Renunciar é, para o sábio, para o compreendedor da verdade, para o autoconhecedor, uma afirmação de força e poder, de entusiasmo e plenitude, da “gloriosa liberdade dos filhos de Deus”.
Por isto, o homem que renunciou por sabedoria e compreensão nunca se sente como se fosse um herói, algum super-homem, alguma exceção da regra; sente a sua renúncia como algo natural e evidente. O apego aos bens materiais seria para ele desnatural. A natureza toda age com leveza e facilidade; segue sempre o caminho de menor esforço, como diz Einstein. A natureza não conhece virtuosidade, compulsão – ela age sempre com silêncio e naturalidade, porque é inconscientemente sábia, regida pela suprema sabedoria cósmica, que nada sabe de esforço, de dificuldade ou sacrificialidade.

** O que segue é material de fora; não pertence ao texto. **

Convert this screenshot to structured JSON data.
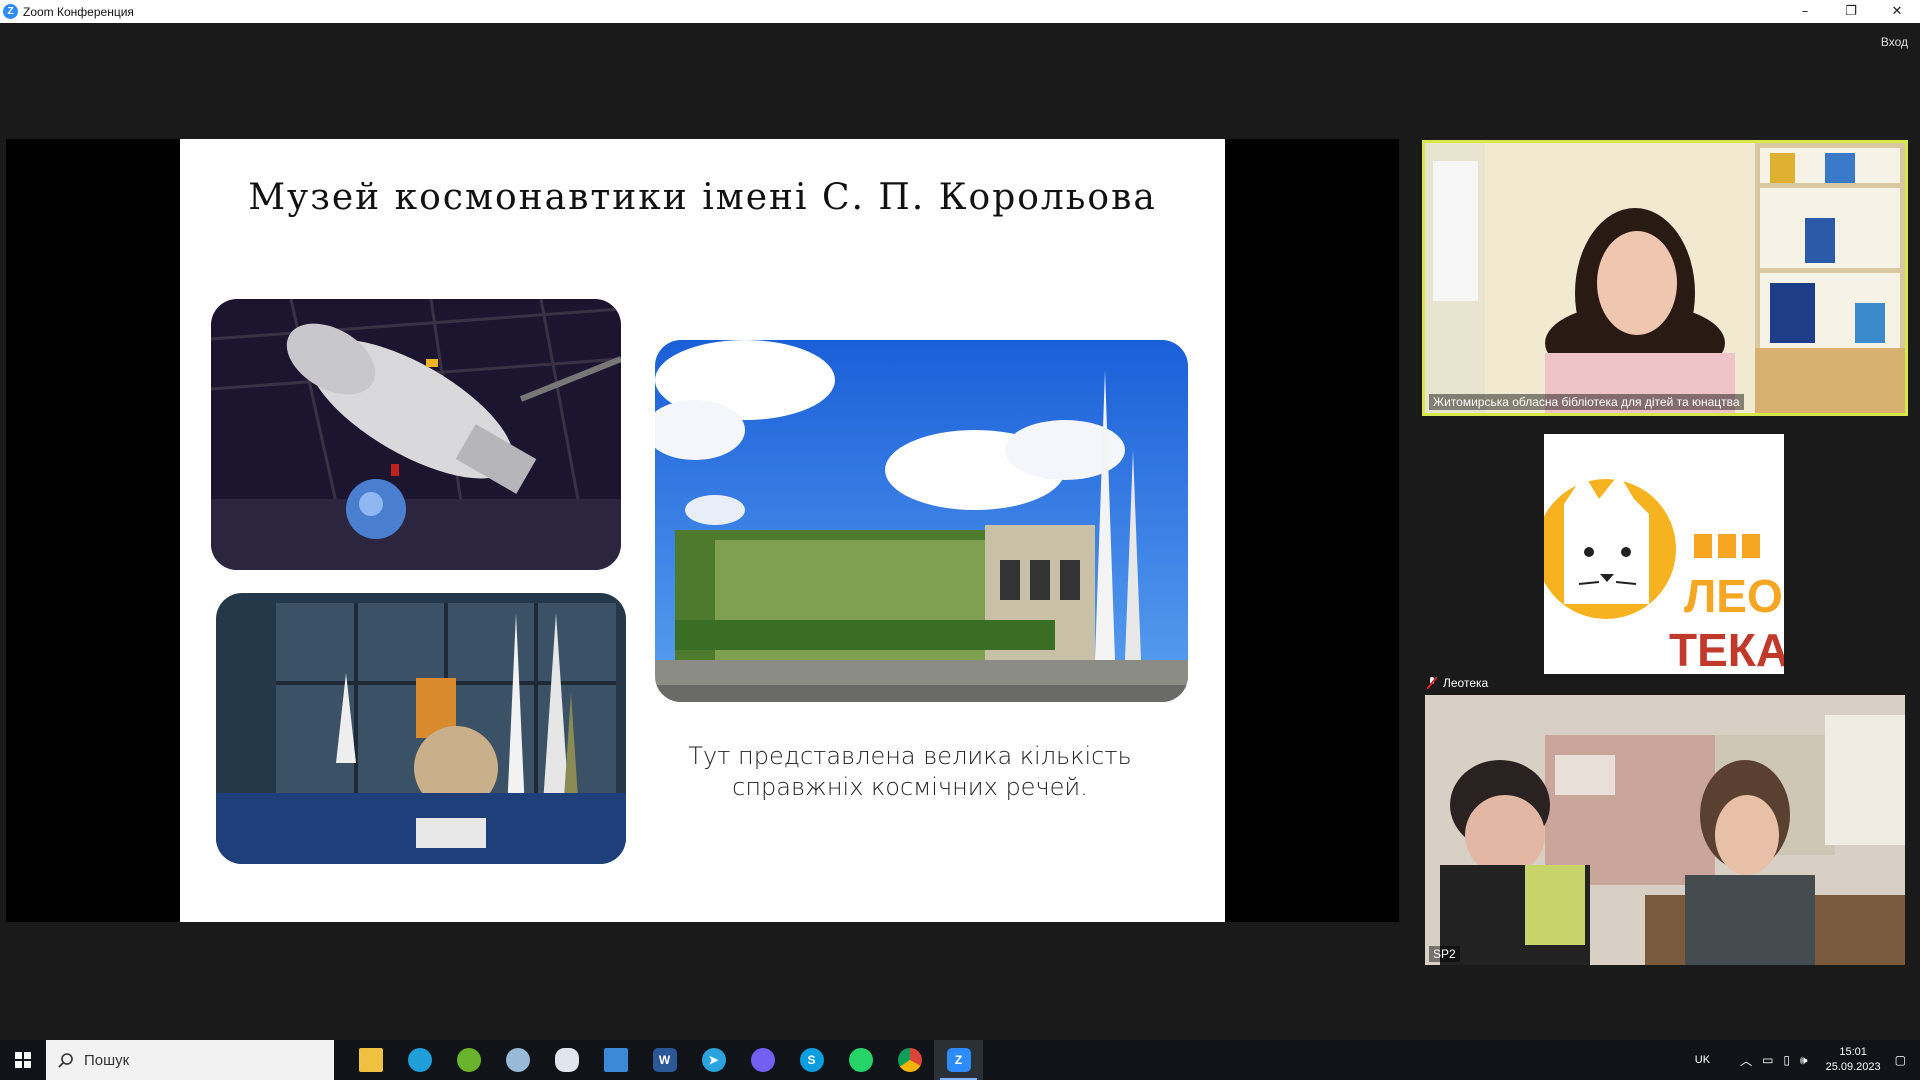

Enquanto o homem se acha na escola primária da lei, soletrando o abc do dever, pode ele ser vicioso ou virtuoso, não fazer ou fazer dificilmente o que deve; mas quando ingressa na universidade da verdade e da graça, entra ele na zona do compreender, da sapiência e do saboreamento da verdade.
Para os principiantes é necessário o “caminho estreito e a porta apertada” da virtuosidade do dever.

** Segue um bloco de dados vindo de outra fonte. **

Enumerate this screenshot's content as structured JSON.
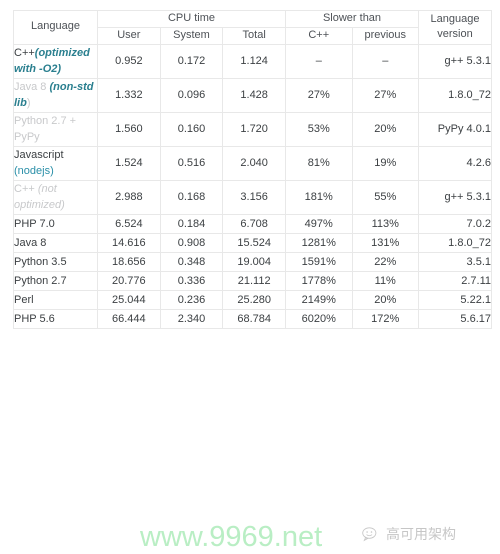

Os finalizantes, porém, só conhecem “o jugo suave e peso leve” da sabedoria e compreensão.
Aqueles andam ainda “aflitos e sobrecarregados”, com sua virtuosidade – mas estes acharam “descanso para sua alma”, na sabedoria da compreensão.
Os pobres pelo espírito são os que desapegaram interiormente, e, quanto possível também exteriormente, dos bens materiais, mentais e emocionais, de toda a bagagem do velho ego, não em virtude de um maldito dever, mas à luz de um bendito compreender. Estes são os felizardos, os realmente felizes – porque deles é o Reino dos Céus.
“É” e não apenas “será”. Esses saboreiam, aqui e agora, o Reino dos Céus que está conscientemente dentro deles. Não esperam um céu só depois da morte, mas vivem agora mesmo, aqui e agora, no céu da verdade, da liberdade e da felicidade. Superaram o inferno do ego vicioso, de má vontade, e também o purgatório do ego virtuoso de boa vontade e ingressaram no céu do Eu da sabedoria.
O jovem rico do Evangelho era um homem virtuoso, que havia cumprido todos os mandamentos, tudo que devia fazer – mas não era um homem sábio; era um perfeito discípulo de Moisés, pelo cumprimento da lei – mas não chegou a ser um discípulo do Cristo, pela verdade e pela graça. Formado na escola primária do dever, não ingressou na universidade do compreender.
Que me falta ainda? Pergunta ele a Jesus, depois de ter feito tudo o que devia fazer. E o Mestre lhe responde: “Uma coisa te falta ainda”. Nada lhe faltava naquilo que ele devia fazer – tudo lhe faltava no que devia ser. À pergunta “o que devo fazer” o Mestre responde “se queres ser”. Não se trata mais de fazer algo, tratava-se de ser alguém. Só é alguém quem está na verdade do ser, para além de todas as pseudo-verdades do fazer. O fazer algo é necessário, mas somente o ser alguém é suficiente. Aquilo é dos virtuosos – isto é dos sábios.
A suprema sabedoria e felicidade consiste em ser alguém pela compreensão da verdade libertadora.
A auto-realização do reto-agir da ética supõe o autoconhecimento do reto-ser da mística.